My rating: 1 of 5 stars
Painfully dated, directionless and self-indulgent. I hesitate to say that ‘Eat Pray Love’ is a product of its time, as it was published barely 12 years ago in 2006, but there is a clear line in the literary sand around language that this book crosses, and the whole structure of the narrative relies on the other-ing of the people in three different countries.
There are frequent ableist slurs used casually throughout the book, which I will not repeat here, but which are used by Gilbert to put herself down. It pulled me up short every time.
Beyond this the entire premise of the book rests on stereotypes about Italy, India and Indonesia (or rather, Bali in particular), which go largely examined or questioned by Gilbert. A well-off (read: wealthy enough to afford multiple houses in expensive parts of the US East Coast) white woman suffers through a drawn-out and difficult divorce, gets a book deal to travel for 12 months and ‘find herself’ in three ‘spiritually’ deep places. If that synopsis doesn’t make you cringe then perhaps this book might be for you, it certainly wasn’t for me.
The book is divided equally into three sections, just has her year was divided between the three countries. Italy is themed ‘eat’ and is filled with pasta, obsession with the ‘romantic’ origins of the Italian language, and soccer.
India was the most problematic section for me, though there is nothing ok about how either Italy or Indonesia were stereotyped. The description of what I would paraphrase as ‘happy impoverished women smashing rocks by the road and smiling at Gilbert as she passed’ is so firmly lodged in my mind as a vivid example of the pervasive colonialist mentality in this book.

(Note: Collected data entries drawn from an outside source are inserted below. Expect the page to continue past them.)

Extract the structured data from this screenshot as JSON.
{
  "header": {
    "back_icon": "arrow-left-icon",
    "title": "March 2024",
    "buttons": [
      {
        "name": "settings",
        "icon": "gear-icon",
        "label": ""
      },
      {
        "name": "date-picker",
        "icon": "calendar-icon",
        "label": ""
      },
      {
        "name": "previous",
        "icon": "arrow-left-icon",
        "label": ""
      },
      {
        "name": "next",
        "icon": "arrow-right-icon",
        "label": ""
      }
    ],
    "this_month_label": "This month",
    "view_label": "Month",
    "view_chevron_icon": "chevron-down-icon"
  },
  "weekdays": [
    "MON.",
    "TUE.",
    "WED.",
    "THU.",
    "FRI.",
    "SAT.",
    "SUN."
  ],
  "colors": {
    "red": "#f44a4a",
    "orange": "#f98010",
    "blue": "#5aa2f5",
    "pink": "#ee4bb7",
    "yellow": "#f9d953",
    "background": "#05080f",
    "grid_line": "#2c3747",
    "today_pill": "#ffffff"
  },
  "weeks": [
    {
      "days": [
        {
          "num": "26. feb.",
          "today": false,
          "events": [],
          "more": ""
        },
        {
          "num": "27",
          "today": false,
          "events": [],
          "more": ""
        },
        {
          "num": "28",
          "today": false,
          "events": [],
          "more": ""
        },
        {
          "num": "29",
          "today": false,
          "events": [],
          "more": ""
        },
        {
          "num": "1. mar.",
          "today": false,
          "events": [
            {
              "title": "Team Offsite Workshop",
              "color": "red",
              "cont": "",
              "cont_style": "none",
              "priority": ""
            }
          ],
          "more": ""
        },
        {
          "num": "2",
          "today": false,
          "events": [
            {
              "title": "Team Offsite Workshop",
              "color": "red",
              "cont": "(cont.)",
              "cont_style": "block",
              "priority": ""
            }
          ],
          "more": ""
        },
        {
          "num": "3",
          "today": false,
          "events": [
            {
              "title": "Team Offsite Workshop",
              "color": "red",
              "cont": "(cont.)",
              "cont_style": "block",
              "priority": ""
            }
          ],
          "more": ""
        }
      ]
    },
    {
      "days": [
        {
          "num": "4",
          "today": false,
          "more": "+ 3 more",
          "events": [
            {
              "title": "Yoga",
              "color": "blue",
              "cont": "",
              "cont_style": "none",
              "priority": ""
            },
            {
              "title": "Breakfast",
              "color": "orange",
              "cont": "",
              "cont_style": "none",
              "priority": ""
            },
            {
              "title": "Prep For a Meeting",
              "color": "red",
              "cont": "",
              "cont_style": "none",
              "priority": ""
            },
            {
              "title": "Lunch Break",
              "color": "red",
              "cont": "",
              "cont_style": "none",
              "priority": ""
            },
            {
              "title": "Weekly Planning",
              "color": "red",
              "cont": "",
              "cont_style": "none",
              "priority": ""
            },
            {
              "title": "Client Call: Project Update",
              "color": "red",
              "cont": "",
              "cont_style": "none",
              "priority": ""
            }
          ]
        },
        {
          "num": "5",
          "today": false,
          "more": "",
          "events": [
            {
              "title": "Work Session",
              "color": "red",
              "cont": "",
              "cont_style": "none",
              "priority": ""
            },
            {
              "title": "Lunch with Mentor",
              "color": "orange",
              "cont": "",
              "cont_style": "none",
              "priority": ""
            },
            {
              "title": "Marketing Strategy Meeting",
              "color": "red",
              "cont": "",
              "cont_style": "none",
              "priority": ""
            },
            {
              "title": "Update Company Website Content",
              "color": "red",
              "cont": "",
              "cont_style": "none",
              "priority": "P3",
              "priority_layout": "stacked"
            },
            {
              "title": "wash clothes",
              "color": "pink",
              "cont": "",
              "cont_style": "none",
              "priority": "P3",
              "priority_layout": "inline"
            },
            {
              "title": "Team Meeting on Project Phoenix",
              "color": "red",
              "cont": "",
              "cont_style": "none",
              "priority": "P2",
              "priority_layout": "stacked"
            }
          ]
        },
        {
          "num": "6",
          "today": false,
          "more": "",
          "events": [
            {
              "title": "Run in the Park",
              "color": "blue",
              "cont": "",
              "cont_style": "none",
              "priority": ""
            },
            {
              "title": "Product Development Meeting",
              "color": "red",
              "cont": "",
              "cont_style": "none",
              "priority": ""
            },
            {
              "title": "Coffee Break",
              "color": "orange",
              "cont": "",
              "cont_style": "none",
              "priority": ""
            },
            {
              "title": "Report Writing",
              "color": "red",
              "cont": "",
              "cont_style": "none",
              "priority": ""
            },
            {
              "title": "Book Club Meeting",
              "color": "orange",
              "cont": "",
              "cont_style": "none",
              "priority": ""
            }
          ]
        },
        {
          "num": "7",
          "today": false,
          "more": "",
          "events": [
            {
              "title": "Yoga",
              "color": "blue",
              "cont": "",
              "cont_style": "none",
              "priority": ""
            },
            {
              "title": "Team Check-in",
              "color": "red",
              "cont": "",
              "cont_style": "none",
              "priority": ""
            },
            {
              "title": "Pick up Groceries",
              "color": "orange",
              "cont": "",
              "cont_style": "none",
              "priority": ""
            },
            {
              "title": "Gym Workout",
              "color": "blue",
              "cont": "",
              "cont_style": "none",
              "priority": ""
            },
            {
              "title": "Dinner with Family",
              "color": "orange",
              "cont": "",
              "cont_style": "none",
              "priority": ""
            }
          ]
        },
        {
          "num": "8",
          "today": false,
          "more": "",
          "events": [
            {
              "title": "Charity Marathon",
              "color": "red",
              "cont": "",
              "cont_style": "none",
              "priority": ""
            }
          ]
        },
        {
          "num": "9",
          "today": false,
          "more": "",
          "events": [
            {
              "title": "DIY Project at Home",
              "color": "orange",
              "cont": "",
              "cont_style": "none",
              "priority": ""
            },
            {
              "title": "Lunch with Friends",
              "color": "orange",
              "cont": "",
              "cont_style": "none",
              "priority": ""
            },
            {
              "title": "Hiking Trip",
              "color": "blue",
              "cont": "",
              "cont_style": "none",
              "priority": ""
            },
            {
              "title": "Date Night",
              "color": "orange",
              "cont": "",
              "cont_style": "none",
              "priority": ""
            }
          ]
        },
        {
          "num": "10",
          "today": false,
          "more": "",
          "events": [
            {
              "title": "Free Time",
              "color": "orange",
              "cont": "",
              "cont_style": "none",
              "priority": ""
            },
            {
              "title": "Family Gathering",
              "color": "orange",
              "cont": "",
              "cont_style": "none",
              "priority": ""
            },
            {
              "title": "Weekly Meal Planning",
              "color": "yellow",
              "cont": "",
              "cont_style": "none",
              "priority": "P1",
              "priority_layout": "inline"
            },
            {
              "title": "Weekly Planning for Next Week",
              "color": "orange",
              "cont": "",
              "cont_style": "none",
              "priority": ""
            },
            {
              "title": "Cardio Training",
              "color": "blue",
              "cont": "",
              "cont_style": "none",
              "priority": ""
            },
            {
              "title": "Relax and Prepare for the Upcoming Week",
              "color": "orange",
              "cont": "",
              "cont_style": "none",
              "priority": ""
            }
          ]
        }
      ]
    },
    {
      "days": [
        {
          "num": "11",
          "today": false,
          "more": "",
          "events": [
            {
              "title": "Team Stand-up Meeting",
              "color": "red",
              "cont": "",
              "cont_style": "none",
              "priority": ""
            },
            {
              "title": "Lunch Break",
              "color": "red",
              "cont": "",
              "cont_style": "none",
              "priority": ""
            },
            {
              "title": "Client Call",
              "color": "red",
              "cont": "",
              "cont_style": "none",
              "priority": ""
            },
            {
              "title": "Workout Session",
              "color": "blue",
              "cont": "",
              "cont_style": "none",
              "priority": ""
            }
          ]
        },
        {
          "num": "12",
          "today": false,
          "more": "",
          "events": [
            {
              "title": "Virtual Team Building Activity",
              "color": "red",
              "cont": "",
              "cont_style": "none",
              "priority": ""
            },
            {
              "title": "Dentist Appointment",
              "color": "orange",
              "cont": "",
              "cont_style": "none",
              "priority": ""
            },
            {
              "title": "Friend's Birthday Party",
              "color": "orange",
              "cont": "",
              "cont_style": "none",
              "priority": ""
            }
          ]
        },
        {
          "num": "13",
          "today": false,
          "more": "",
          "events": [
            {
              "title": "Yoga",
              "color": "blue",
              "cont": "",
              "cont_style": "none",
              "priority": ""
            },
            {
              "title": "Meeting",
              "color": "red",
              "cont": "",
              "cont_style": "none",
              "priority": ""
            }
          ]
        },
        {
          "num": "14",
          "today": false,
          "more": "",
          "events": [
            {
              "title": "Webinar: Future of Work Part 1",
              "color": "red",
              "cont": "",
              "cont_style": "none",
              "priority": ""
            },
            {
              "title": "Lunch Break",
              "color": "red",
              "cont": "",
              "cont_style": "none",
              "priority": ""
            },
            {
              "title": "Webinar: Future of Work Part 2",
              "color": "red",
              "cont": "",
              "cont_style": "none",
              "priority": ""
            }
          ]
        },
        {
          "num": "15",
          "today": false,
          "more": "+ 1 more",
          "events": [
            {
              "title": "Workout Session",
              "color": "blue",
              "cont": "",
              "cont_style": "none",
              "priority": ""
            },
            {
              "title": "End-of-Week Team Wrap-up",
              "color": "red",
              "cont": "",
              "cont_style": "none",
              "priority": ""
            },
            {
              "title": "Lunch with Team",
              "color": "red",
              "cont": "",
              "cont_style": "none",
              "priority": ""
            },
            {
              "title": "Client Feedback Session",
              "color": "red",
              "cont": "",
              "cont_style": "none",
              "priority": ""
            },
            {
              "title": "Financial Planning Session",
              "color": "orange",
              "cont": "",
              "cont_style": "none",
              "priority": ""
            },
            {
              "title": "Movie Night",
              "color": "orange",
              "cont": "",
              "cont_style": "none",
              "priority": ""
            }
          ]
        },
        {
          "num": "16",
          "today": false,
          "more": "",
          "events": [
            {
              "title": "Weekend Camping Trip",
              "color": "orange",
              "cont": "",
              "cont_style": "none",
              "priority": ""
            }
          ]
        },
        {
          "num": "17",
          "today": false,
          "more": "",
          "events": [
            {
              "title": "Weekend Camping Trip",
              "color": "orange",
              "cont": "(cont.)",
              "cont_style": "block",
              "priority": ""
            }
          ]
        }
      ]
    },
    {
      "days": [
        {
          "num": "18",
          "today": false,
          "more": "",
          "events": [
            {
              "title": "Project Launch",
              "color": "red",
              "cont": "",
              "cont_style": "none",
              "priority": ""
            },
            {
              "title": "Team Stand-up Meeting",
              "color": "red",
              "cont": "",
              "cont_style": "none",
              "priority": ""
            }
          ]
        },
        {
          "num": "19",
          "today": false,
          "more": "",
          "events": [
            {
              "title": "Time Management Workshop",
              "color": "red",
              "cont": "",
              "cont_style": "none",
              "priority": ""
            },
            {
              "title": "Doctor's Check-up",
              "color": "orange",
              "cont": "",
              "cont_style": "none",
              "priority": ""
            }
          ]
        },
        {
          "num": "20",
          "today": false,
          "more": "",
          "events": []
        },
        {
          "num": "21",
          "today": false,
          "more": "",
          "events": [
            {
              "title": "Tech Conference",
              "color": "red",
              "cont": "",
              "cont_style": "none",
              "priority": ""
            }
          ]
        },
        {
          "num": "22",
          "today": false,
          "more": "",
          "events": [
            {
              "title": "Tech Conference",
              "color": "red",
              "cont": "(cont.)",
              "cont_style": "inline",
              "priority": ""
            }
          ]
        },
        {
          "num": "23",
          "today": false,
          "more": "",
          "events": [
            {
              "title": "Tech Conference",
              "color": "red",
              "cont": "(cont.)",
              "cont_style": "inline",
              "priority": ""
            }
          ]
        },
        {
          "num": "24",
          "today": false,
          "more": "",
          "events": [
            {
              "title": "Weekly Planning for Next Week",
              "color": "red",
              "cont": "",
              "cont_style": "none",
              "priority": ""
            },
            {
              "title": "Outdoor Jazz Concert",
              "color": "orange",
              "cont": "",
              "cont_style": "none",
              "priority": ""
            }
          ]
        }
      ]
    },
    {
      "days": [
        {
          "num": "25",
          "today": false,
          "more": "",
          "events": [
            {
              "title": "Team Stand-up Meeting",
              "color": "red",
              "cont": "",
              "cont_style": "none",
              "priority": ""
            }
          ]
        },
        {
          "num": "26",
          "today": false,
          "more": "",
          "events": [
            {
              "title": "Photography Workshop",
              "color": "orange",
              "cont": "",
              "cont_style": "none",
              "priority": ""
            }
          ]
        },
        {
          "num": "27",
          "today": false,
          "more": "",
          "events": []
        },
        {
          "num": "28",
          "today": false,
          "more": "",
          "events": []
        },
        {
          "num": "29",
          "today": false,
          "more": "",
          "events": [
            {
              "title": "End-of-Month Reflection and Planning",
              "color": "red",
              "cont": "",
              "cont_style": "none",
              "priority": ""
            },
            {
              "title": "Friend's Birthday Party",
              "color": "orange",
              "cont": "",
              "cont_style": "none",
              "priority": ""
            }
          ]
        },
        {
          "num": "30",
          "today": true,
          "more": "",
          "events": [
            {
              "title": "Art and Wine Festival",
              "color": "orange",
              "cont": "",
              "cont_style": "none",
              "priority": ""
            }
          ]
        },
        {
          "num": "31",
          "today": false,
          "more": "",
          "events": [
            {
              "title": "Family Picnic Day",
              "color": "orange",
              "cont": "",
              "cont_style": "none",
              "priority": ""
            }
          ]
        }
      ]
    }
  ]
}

The section that takes place in Bali was slightly easier to get through, mostly because it didn’t have pages and pages of descriptions of Gilbert’s struggle to meditate. It was however filled with painful stereotypes, from the ‘ancient medicine man’ to the various assumptions about corruption and scamming.
Every culture she drops herself amongst is observed, categorised and other-ed. And yet her place as the real intruder in these places is never questioned, her right to insert herself into these spaces is taken as a given and she proceeds with her selfish journey. Her one tangible act that has an impact is raising money to purchase a house for the healer she befriends. This however turns into an opportunity for Gilbert to demonstrate that she won’t be taken advantage of, lying to the healer to ‘do what is best for her’. The whole thing was ‘white saviour’ through and through.
I would not recommend this book. If you are interested in Gilbert’s work I much prefered her recent book Big Magic (though I had a couple of issues with that as well), I think her experiences in the last 10 year show. Unfortunately this just shows more clearly how dated Eat Pray Love is.